Labour's election guru Douglas Alexander is Shadow DWP opposite Iain Duncan Smith. Duncan Smith has the edge on thinking and until Labour formulate their own ideas for welfare reform, his policy of oppose-oppose-oppose (I am guessing that's what it'll be) won't be enough.
Caroline Flint, who definitely isn't window dressing, is back at Shadow Communities and I cannot wait to see her come up against Secretary Pickles, public chum number one! It is the one Commons clash that I am really looking forward to!
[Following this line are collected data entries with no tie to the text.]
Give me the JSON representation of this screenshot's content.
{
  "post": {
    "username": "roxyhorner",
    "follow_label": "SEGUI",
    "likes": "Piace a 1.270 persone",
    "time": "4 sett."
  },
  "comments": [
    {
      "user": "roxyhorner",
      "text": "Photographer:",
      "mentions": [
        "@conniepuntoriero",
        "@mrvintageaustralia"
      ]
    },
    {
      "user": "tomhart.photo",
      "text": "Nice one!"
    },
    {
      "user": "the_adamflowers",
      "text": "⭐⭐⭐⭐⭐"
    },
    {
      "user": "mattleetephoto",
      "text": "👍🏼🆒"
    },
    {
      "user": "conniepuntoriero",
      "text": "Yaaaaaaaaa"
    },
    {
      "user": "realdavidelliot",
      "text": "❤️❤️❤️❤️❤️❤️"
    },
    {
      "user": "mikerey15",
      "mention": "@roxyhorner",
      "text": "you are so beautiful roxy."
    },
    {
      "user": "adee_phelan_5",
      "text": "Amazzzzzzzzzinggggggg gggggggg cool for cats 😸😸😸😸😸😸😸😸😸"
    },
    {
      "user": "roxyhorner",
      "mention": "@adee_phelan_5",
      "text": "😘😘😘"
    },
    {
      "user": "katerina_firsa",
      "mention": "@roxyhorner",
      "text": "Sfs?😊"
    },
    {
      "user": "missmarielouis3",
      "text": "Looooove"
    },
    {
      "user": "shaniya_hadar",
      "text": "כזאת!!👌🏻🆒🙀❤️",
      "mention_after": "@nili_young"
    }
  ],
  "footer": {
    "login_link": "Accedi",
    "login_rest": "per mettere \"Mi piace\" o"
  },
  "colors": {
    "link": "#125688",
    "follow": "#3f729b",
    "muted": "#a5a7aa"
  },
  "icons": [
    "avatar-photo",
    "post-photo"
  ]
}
I think shuffling Hilary Benn off to Shadow Commons Leader is a bit premature as that role involves lots of HoC work rather than letting Mr Benn loose on one of the big spending departments. I am glad Lima Byrne survived, shadowing Francis Maude, as a certain "note" may make regular reappearances in debate!
And then there is Peter Hain (Shadow Wales) and Shaun Woodward (Shadow NI) - the two men who now they didn't get into the Shadow Cabinet by rights. How can they go to work in the morning knowing they shouldn't be there? Mind you, I suppose Ed has to do that too!
All in all I don't sense a thread running through this; rather more like a collection of panic appointments. Very few of them backed Ed in the first place and for a new generation they look rather a lot like Brown's old generation. I am afraid not good enough, yet, and I would expect Ed to be re-shuffling again in about a year.